On the last afternoon of the Intensive Journal Workshop we had an exercise focused on what our life is reaching for.  In the first morning we had defined the current period of our life: in my case the time after Kate’s retirement.  By the last afternoon we had worked ourselves into the next period of our lives.  Since we were newly in this next period, this exercise asked us to feel, below the conscious level, where our lives wanted to go.

Here is my sense of what my life is reaching for in this next period:

1. a bountiful, sustainable nutrient dense harvest of fruit and vegetables.

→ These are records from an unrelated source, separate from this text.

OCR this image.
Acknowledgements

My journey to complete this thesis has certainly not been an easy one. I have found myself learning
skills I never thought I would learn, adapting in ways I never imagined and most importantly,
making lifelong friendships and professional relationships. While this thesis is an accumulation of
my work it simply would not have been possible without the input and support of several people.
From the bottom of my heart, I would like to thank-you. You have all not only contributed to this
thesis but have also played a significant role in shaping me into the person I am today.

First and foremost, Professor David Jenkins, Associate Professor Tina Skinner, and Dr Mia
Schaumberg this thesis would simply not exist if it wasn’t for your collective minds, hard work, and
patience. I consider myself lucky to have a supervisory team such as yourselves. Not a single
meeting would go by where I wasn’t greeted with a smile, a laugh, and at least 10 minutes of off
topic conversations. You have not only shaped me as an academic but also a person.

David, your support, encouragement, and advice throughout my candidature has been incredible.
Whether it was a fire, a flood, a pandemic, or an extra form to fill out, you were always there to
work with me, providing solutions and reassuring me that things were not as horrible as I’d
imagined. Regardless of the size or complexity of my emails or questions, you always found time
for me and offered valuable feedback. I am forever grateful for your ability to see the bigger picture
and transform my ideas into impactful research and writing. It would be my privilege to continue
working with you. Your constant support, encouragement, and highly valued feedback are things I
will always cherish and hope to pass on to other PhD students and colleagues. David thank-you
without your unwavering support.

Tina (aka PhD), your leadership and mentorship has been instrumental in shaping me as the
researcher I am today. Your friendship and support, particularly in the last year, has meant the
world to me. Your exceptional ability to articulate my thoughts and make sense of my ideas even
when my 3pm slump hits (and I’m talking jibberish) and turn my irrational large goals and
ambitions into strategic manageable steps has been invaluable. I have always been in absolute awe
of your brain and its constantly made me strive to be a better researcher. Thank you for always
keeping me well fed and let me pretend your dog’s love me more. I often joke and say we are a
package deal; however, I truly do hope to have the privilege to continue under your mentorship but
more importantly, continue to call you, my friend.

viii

2. a way to use the Great Wheel website to advance the Great Work through literature, science and political activism.

3. a third phase (third lifetime) writing portfolio with short story writing credits as a floor for selling novels.

4. a schedule for translating and commenting on at least several books of the Metamorphoses

5. still more of a stable, wonderful marriage, regular visits and communication with kids and grandkids and friends.

6. more mutual travel opportunities with Kate.

As I work in the inner movement of my life, I can feel a quieting, a confidence that who I am and what I do is enough-no matter the outcomes.  This feeling has grown stronger since Kate retired and continues to strengthen with time.

In my third lifetime I will be calm, steady, productive.

 

Snow comes down here.  Big fat flakes and plentiful.  After two weeks away at the end of March, there is still snow cover on our entire property.  We have a north facing front and a woods protected back so we sustain snowpack longer than our neighbors.  On the drive in yesterday most of the yards in Andover were snow free.  Not ours.  And now it snows.